Malgré cela, il en ressort également que :

  • des dépassements de la valeur limite annuelle pour le dioxyde d’azote sont toujours constatés en proximité routière sur les zones de Lyon, de Grenoble et de la Vallée de l’Arve ;
  • le nombre de personnes exposées à ces dépassements en 2019 est en légère augmentation en région Auvergne-Rhône-Alpes – ces personnes se situent majoritairement dans le Rhône et l’agglomération lyonnaise ;
  • une grande partie de la population, notamment dans les départements du Rhône, de l’Isère, de la Haute-Savoie voire dans la Drôme et dans l’Ardèche, reste également encore exposée à des niveaux de concentrations en particules supérieurs aux seuils préconisés par l’OMS (1,38 millions de personnes en 2019) ;
  • les niveaux de concentration en ozone restent en 2019 particulièrement élevés même s’ils sont plus faibles qu’en 2018. 4 337 000 personnes sont particulièrement exposées à des dépassements de la valeur cible pour la santé humaine (majoritairement dans les territoires de l’ex-région Rhône-Alpes), la valeur cible étant déterminée sur 3 ans, la forte augmentation constatée avec l’année précédente s’explique en partie par l’intégration au calcul de l’année 2019 bien plus défavorable que l’année 2016 retenue en 2018 ;

Ces constats viennent conforter la nécessité de poursuivre les efforts engagés depuis plusieurs années en faveur de la qualité de l’air et de mieux intégrer l’ozone à nos réflexions (objectif du plan ozone en cours d’élaboration).

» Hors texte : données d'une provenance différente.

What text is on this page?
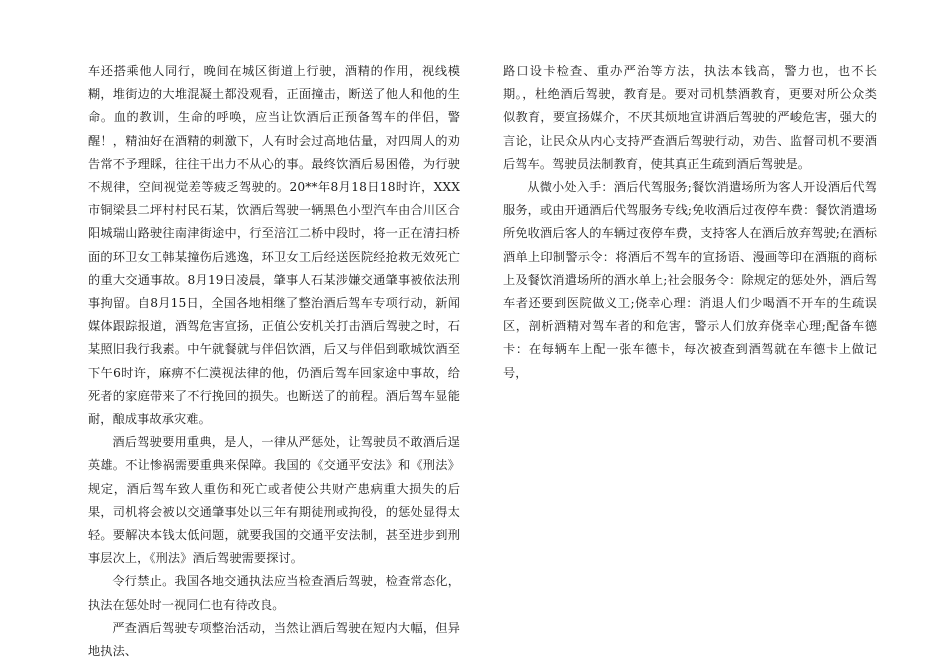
车还搭乘他人同行，晚间在城区街道上行驶，酒精的作用，视线模糊，堆街边的大堆混凝土都没观看，正面撞击，断送了他人和他的生命。血的教训，生命的呼唤，应当让饮酒后正预备驾车的伴侣，警醒！，精油好在酒精的刺激下，人有时会过高地估量，对四周人的劝告常不予理睬，往往干出力不从心的事。最终饮酒后易困倦，为行驶不规律，空间视觉差等疲乏驾驶的。20**年8月18日18时许，XXX市铜梁县二坪村村民石某，饮酒后驾驶一辆黑色小型汽车由合川区合阳城瑞山路驶往南津街途中，行至涪江二桥中段时，将一正在清扫桥面的环卫女工韩某撞伤后逃逸，环卫女工后经送医院经抢救无效死亡的重大交通事故。8月19日凌晨，肇事人石某涉嫌交通肇事被依法刑事拘留。自8月15日，全国各地相继了整治酒后驾车专项行动，新闻媒体跟踪报道，酒驾危害宣扬，正值公安机关打击酒后驾驶之时，石某照旧我行我素。中午就餐就与伴侣饮酒，后又与伴侣到歌城饮酒至下午6时许，麻痹不仁漠视法律的他，仍酒后驾车回家途中事故，给死者的家庭带来了不行挽回的损失。也断送了的前程。酒后驾车显能耐，酿成事故承灾难。

酒后驾驶要用重典，是人，一律从严惩处，让驾驶员不敢酒后逞英雄。不让惨祸需要重典来保障。我国的《交通平安法》和《刑法》规定，酒后驾车致人重伤和死亡或者使公共财产患病重大损失的后果，司机将会被以交通肇事处以三年有期徒刑或拘役，的惩处显得太轻。要解决本钱太低问题，就要我国的交通平安法制，甚至进步到刑事层次上，《刑法》酒后驾驶需要探讨。

令行禁止。我国各地交通执法应当检查酒后驾驶，检查常态化，执法在惩处时一视同仁也有待改良。

严查酒后驾驶专项整治活动，当然让酒后驾驶在短内大幅，但异地执法、

路口设卡检查、重办严治等方法，执法本钱高，警力也，也不长期。，杜绝酒后驾驶，教育是。要对司机禁酒教育，更要对所公众类似教育，要宣扬媒介，不厌其烦地宣讲酒后驾驶的严峻危害，强大的言论，让民众从内心支持严查酒后驾驶行动，劝告、监督司机不要酒后驾车。驾驶员法制教育，使其真正生疏到酒后驾驶是。

从微小处入手：酒后代驾服务;餐饮消遣场所为客人开设酒后代驾服务，或由开通酒后代驾服务专线;免收酒后过夜停车费：餐饮消遣场所免收酒后客人的车辆过夜停车费，支持客人在酒后放弃驾驶;在酒标酒单上印制警示令：将酒后不驾车的宣扬语、漫画等印在酒瓶的商标上及餐饮消遣场所的酒水单上;社会服务令：除规定的惩处外，酒后驾车者还要到医院做义工;侥幸心理：消退人们少喝酒不开车的生疏误区，剖析酒精对驾车者的和危害，警示人们放弃侥幸心理;配备车德卡：在每辆车上配一张车德卡，每次被查到酒驾就在车德卡上做记号，
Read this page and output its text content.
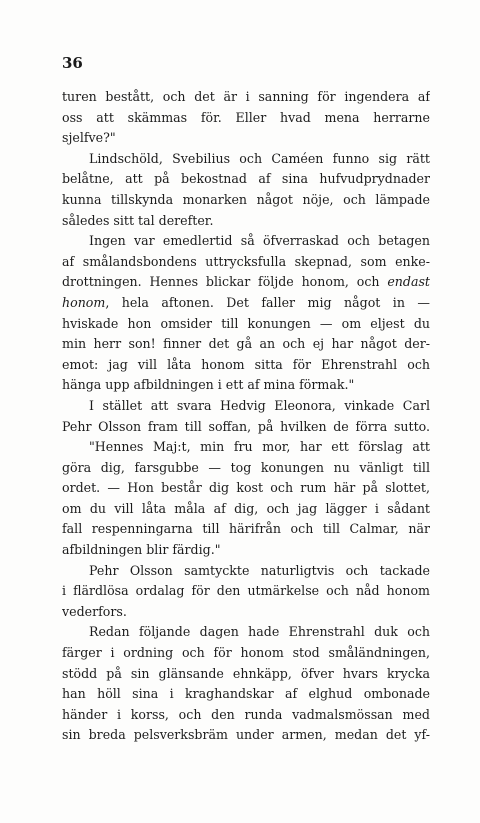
36
turen bestått, och det är i sanning för ingendera af
oss att skämmas för. Eller hvad mena herrarne
sjelfve?"
Lindschöld, Svebilius och Caméen funno sig rätt
belåtne, att på bekostnad af sina hufvudprydnader
kunna tillskynda monarken något nöje, och lämpade
således sitt tal derefter.
Ingen var emedlertid så öfverraskad och betagen
af smålandsbondens uttrycksfulla skepnad, som enke-
drottningen. Hennes blickar följde honom, och endast
honom, hela aftonen. Det faller mig något in —
hviskade hon omsider till konungen — om eljest du
min herr son! finner det gå an och ej har något der-
emot: jag vill låta honom sitta för Ehrenstrahl och
hänga upp afbildningen i ett af mina förmak."
I stället att svara Hedvig Eleonora, vinkade Carl
Pehr Olsson fram till soffan, på hvilken de förra sutto.
"Hennes Maj:t, min fru mor, har ett förslag att
göra dig, farsgubbe — tog konungen nu vänligt till
ordet. — Hon består dig kost och rum här på slottet,
om du vill låta måla af dig, och jag lägger i sådant
fall respenningarna till härifrån och till Calmar, när
afbildningen blir färdig."
Pehr Olsson samtyckte naturligtvis och tackade
i flärdlösa ordalag för den utmärkelse och nåd honom
vederfors.
Redan följande dagen hade Ehrenstrahl duk och
färger i ordning och för honom stod småländningen,
stödd på sin glänsande ehnkäpp, öfver hvars krycka
han höll sina i kraghandskar af elghud ombonade
händer i korss, och den runda vadmalsmössan med
sin breda pelsverksbräm under armen, medan det yf-
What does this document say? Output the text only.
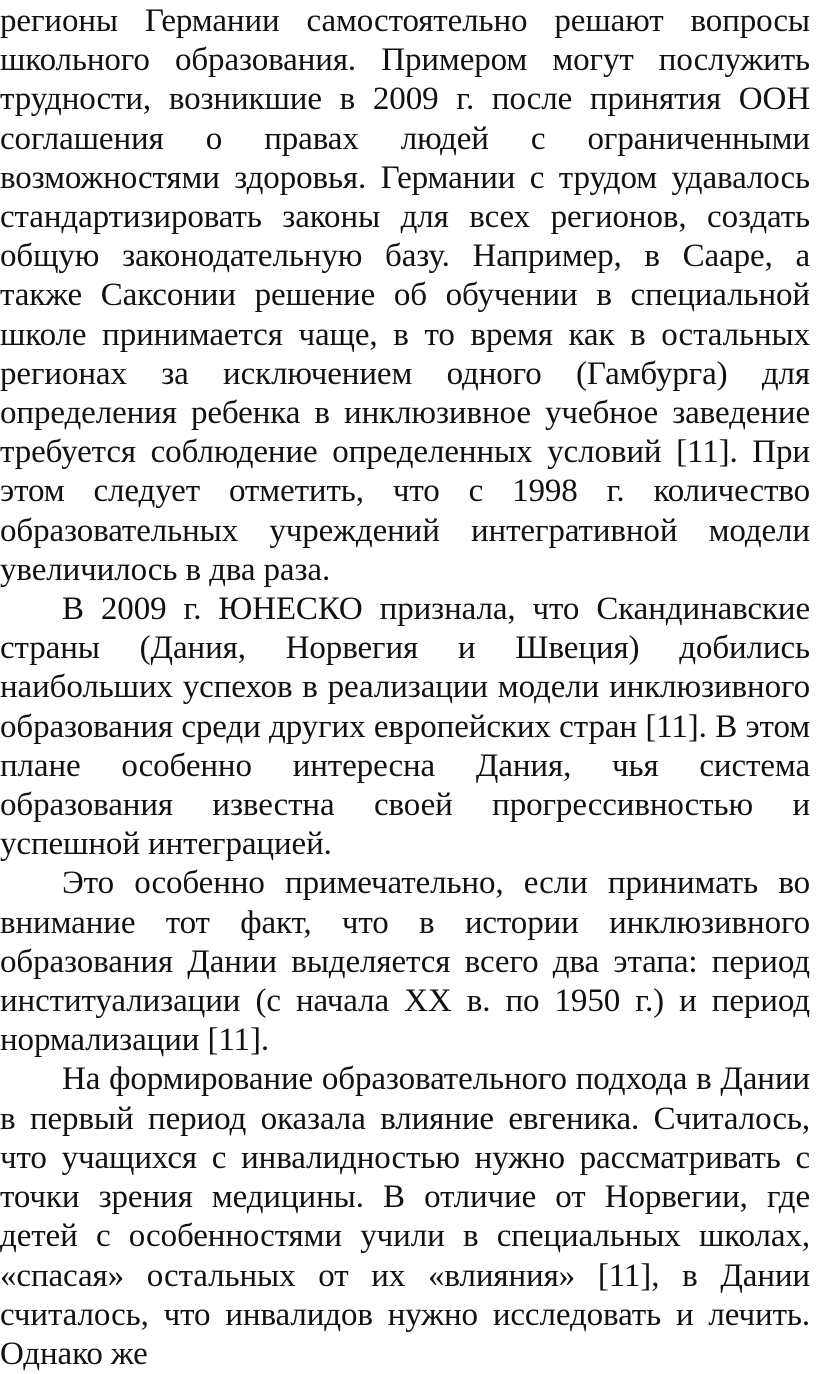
регионы Германии самостоятельно решают вопросы школьного образования. Примером могут послужить трудности, возникшие в 2009 г. после принятия ООН соглашения о правах людей с ограниченными возможностями здоровья. Германии с трудом удавалось стандартизировать законы для всех регионов, создать общую законодательную базу. Например, в Сааре, а также Саксонии решение об обучении в специальной школе принимается чаще, в то время как в остальных регионах за исключением одного (Гамбурга) для определения ребенка в инклюзивное учебное заведение требуется соблюдение определенных условий [11]. При этом следует отметить, что с 1998 г. количество образовательных учреждений интегративной модели увеличилось в два раза.

В 2009 г. ЮНЕСКО признала, что Скандинавские страны (Дания, Норвегия и Швеция) добились наибольших успехов в реализации модели инклюзивного образования среди других европейских стран [11]. В этом плане особенно интересна Дания, чья система образования известна своей прогрессивностью и успешной интеграцией.

Это особенно примечательно, если принимать во внимание тот факт, что в истории инклюзивного образования Дании выделяется всего два этапа: период институализации (с начала XX в. по 1950 г.) и период нормализации [11].

На формирование образовательного подхода в Дании в первый период оказала влияние евгеника. Считалось, что учащихся с инвалидностью нужно рассматривать с точки зрения медицины. В отличие от Норвегии, где детей с особенностями учили в специальных школах, «спасая» остальных от их «влияния» [11], в Дании считалось, что инвалидов нужно исследовать и лечить. Однако же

À cet effet, il convient de retenir qu’en région :

  1. les émissions d’oxydes d’azote (NOx) sont principalement liées au transport routier (63%) et à l’industrie (19%) ;
  2. les émissions de particules PM10 sont majoritairement liées au secteur résidentiel-chauffage au bois (51 %), à l’agriculture (18%), à l’industrie (14%) et au transport routier (12%) ;
  3. les émissions de particules PM2.5 sont très dépendantes du secteur résidentiel-chauffage au bois (67%) et du transport routier (12%) ;
  4. les émissions anthropiques de composés organiques volatils non méthaniques (précurseur de l’ozone) sont principalement liées au secteur résidentiel-chauffage au bois (44%) et à l’industrie (29%).